If this project is useful in your work, please cite the paper.

@inproceedings{wang2026diversed,
  title={DIVERSED: Relaxed Speculative Decoding via Dynamic Ensemble Verification},
  author={Wang, Ziyi and Kasa, Siva Rajesh and M S, Ankith and Kasa, Santhosh Kumar and Zou, Jiaru and Negi, Sumit and Zhang, Ruqi and Jiang, Nan and Song, Qifan},
  booktitle={Proceedings of The 29th International Conference on Artificial Intelligence and Statistics},
  year={2026}
}

Why this matters for the industry

LLM inference is the single largest cost center for every model provider. Speculative decoding is already deployed in production at Google (AI Overviews) and is standard in open-source serving stacks like vLLM and SGLang. Yet every deployment today faces the same constraint: verification is all-or-nothing. You either match the target distribution exactly, or you don't.

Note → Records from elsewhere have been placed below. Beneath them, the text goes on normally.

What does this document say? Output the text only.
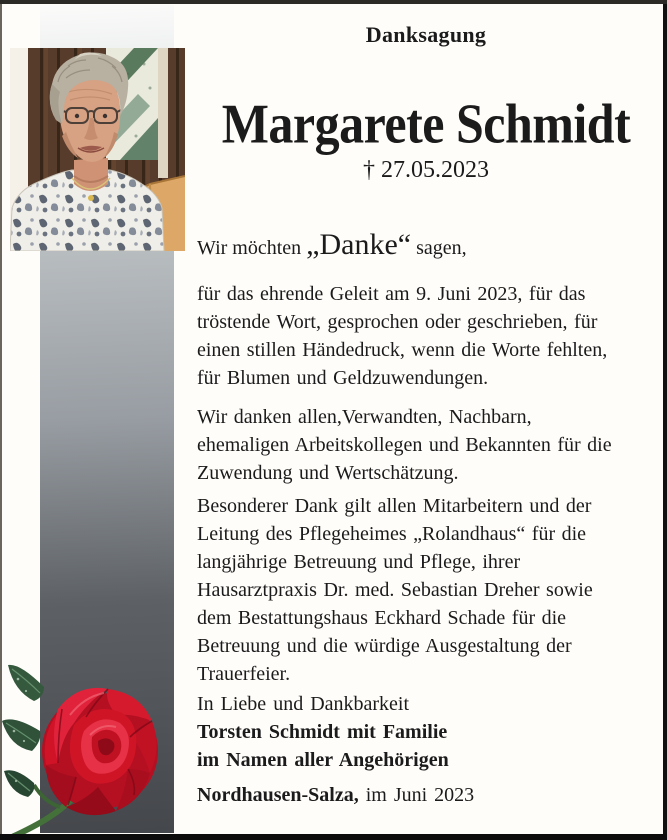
Danksagung
Margarete Schmidt
† 27.05.2023
Wir möchten „Danke“ sagen,
für das ehrende Geleit am 9. Juni 2023, für das
tröstende Wort, gesprochen oder geschrieben, für
einen stillen Händedruck, wenn die Worte fehlten,
für Blumen und Geldzuwendungen.
Wir danken allen,Verwandten, Nachbarn,
ehemaligen Arbeitskollegen und Bekannten für die
Zuwendung und Wertschätzung.
Besonderer Dank gilt allen Mitarbeitern und der
Leitung des Pflegeheimes „Rolandhaus“ für die
langjährige Betreuung und Pflege, ihrer
Hausarztpraxis Dr. med. Sebastian Dreher sowie
dem Bestattungshaus Eckhard Schade für die
Betreuung und die würdige Ausgestaltung der
Trauerfeier.
In Liebe und Dankbarkeit
Torsten Schmidt mit Familie
im Namen aller Angehörigen
Nordhausen-Salza, im Juni 2023
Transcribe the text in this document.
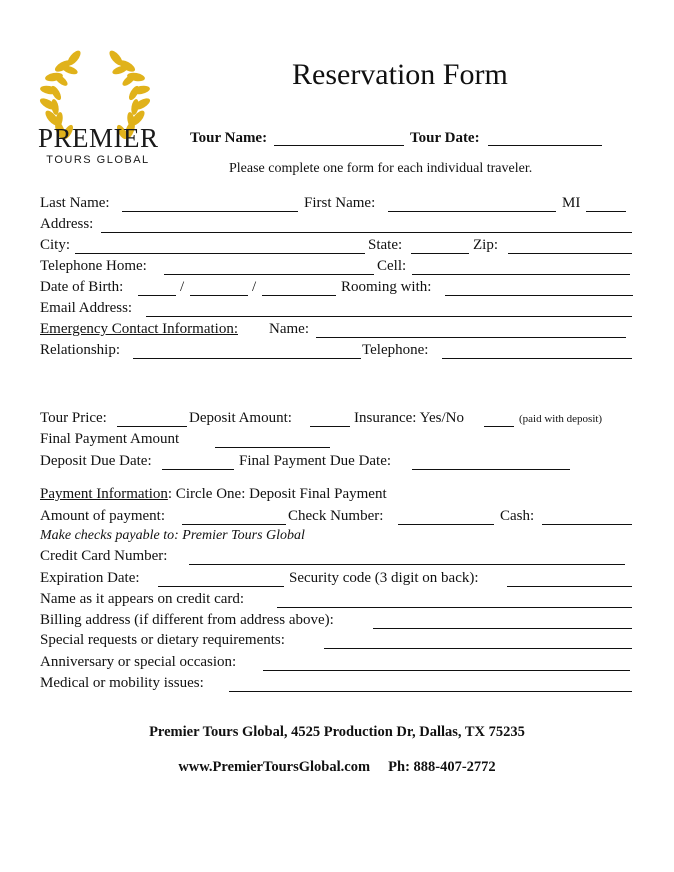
PREMIER
TOURS GLOBAL
Reservation Form
Tour Name:	Tour Date:
Please complete one form for each individual traveler.
Last Name:	First Name:	MI
Address:
City:	State:	Zip:
Telephone Home:	Cell:
Date of Birth:	/	/	Rooming with:
Email Address:
Emergency Contact Information: Name:
Relationship:	Telephone:
Tour Price:	Deposit Amount:	Insurance: Yes/No	(paid with deposit)
Final Payment Amount
Deposit Due Date:	Final Payment Due Date:
Payment Information: Circle One: Deposit Final Payment
Amount of payment:	Check Number:	Cash:
Make checks payable to: Premier Tours Global
Credit Card Number:
Expiration Date:	Security code (3 digit on back):
Name as it appears on credit card:
Billing address (if different from address above):
Special requests or dietary requirements:
Anniversary or special occasion:
Medical or mobility issues:
Premier Tours Global, 4525 Production Dr, Dallas, TX 75235
www.PremierToursGlobal.com     Ph: 888-407-2772
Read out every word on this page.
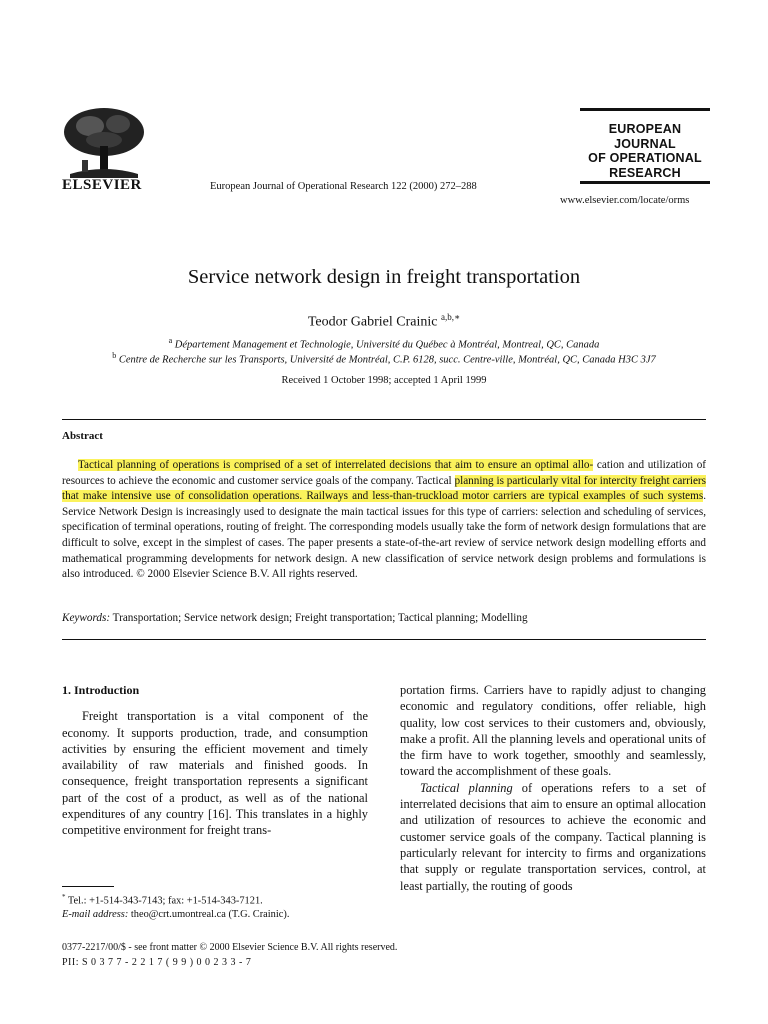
ELSEVIER	European Journal of Operational Research 122 (2000) 272–288
EUROPEAN
JOURNAL
OF OPERATIONAL
RESEARCH
www.elsevier.com/locate/orms
Service network design in freight transportation
Teodor Gabriel Crainic $^{a,b,∗}$
$^a$ Département Management et Technologie, Université du Québec à Montréal, Montreal, QC, Canada
$^b$ Centre de Recherche sur les Transports, Université de Montréal, C.P. 6128, succ. Centre-ville, Montréal, QC, Canada H3C 3J7
Received 1 October 1998; accepted 1 April 1999
Abstract

Tactical planning of operations is comprised of a set of interrelated decisions that aim to ensure an optimal allo- cation and utilization of resources to achieve the economic and customer service goals of the company. Tactical planning is particularly vital for intercity freight carriers that make intensive use of consolidation operations. Railways and less-than-truckload motor carriers are typical examples of such systems. Service Network Design is increasingly used to designate the main tactical issues for this type of carriers: selection and scheduling of services, specification of terminal operations, routing of freight. The corresponding models usually take the form of network design formulations that are difficult to solve, except in the simplest of cases. The paper presents a state-of-the-art review of service network design modelling efforts and mathematical programming developments for network design. A new classification of service network design problems and formulations is also introduced. © 2000 Elsevier Science B.V. All rights reserved.

Keywords: Transportation; Service network design; Freight transportation; Tactical planning; Modelling

1. Introduction

Freight transportation is a vital component of the economy. It supports production, trade, and consumption activities by ensuring the efficient movement and timely availability of raw materials and finished goods. In consequence, freight transportation represents a significant part of the cost of a product, as well as of the national expenditures of any country [16]. This translates in a highly competitive environment for freight trans-

portation firms. Carriers have to rapidly adjust to changing economic and regulatory conditions, offer reliable, high quality, low cost services to their customers and, obviously, make a profit. All the planning levels and operational units of the firm have to work together, smoothly and seamlessly, toward the accomplishment of these goals.

Tactical planning of operations refers to a set of interrelated decisions that aim to ensure an optimal allocation and utilization of resources to achieve the economic and customer service goals of the company. Tactical planning is particularly relevant for intercity to firms and organizations that supply or regulate transportation services, control, at least partially, the routing of goods

* Tel.: +1-514-343-7143; fax: +1-514-343-7121.
E-mail address: theo@crt.umontreal.ca (T.G. Crainic).
0377-2217/00/$ - see front matter © 2000 Elsevier Science B.V. All rights reserved.
PII: S 0 3 7 7 - 2 2 1 7 ( 9 9 ) 0 0 2 3 3 - 7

DIVERSED removes that binary. It gives providers a principled, learned mechanism to offer continuous quality-latency trade-offs from a single model pair. For API providers, this opens the door to usage-based pricing that tracks actual quality delivered per token, not just which model was called. For on-device inference, it means one deployment that adapts its fidelity to the task at hand.

The code is open-source and works with standard HuggingFace model pairs. The ensemble head adds negligible overhead. If you serve LLMs at scale, this is a drop-in upgrade to your speculative decoding pipeline.